1) We have developed a formalism to rewrite a partition function over two-dimensional metrics on topological disks, of constant curvature, as a random field (with a specific potential), that itself corresponds to self-overlapping curves. Many combinatorial properties of those curves have been studied (average length, area, isoperimetric inequality, gyroscopic radius, winding number, self-intersections). Such a random object provides an intermediate non-Markovian random process between the Brownian motion and the self-avoiding curve, that has tremendous relevance for two dimensional quantum gravity with connections to black holes through the SYK/JT correspondence, for which those curves provide the exact degrees of freedom to comprehend.2) We have implemented a random walk process generated by an operator corresponding to the square root of a graph Laplacian, giving to the inverse of that operator a combinatorial interpretation (we have applied it to Galton-Watson tree graphs and the Bethe lattice); Through the study of the generating function for the time propagator, we have obtained their heat-kernel, giving a crude estimate of the spectral dimension of the walker (that seem not to differ from the standard random walker, ie 4/3 and 3 respectively) ; In order to exploit general relations obtained for generating functions of pointed graphs (especially trees and planar maps), we understood that it is their asymptotics (close to their singularities) that matter in the computation of n-point correlation functions of fields on the graphs.

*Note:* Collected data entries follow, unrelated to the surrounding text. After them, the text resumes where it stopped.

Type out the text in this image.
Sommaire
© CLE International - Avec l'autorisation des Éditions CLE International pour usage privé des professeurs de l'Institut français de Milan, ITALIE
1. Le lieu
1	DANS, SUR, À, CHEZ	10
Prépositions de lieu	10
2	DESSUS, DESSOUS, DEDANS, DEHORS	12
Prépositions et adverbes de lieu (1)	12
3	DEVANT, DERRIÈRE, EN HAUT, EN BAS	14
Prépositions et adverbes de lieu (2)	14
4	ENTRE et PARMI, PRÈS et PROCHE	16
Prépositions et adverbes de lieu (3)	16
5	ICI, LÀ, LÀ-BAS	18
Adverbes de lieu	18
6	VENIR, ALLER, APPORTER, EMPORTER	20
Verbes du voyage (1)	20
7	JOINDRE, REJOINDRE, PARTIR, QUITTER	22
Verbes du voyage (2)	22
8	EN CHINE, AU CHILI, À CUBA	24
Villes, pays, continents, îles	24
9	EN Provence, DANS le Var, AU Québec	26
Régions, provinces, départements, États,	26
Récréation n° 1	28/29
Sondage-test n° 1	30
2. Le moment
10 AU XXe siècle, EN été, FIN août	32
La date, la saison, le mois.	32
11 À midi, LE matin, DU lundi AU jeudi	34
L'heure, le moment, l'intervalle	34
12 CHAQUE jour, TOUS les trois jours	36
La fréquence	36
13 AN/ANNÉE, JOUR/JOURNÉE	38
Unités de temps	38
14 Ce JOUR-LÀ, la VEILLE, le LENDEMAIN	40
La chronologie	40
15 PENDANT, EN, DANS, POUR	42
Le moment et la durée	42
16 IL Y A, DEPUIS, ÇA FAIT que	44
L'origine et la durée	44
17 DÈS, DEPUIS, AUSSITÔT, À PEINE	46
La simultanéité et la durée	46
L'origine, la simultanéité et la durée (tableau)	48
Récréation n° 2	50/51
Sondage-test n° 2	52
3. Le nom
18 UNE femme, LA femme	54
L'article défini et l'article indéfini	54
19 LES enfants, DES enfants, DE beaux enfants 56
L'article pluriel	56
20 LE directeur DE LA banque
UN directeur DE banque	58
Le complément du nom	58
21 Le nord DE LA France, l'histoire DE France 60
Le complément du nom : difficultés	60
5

1)我们已经开发了一种形式主义重写的配分函数在二维度量拓扑磁盘上，常曲率，作为一个随机场（具有特定的潜力），这本身对应于自重叠曲线。这些曲线的许多组合性质已被研究（平均长度，面积，等周不等式，陀螺半径，缠绕数，自相交）。这样的随机对象提供了布朗运动和自回避曲线之间的中间非马尔可夫随机过程，这与通过SYK/JT对应与黑洞连接的二维量子引力具有巨大的相关性，这些曲线提供了精确的自由度，以使其保持不变。2）我们已经实现了由对应于图拉普拉斯算子的平方根的算子生成的随机行走过程，给出该算子的逆算子的组合解释，（我们已将其应用于Galton-Watson树图和Bethe格）;通过对时间传播子的生成函数的研究，得到了它们的热核，并对步行者的谱维数作了粗略的估计（这似乎没有区别于标准的随机步行者，即4/3和3分别）;为了利用点图生成函数的一般关系，（尤其是树和平面地图），我们知道它们的渐近性（接近它们的奇点），这在计算图上的场的n点相关函数中很重要。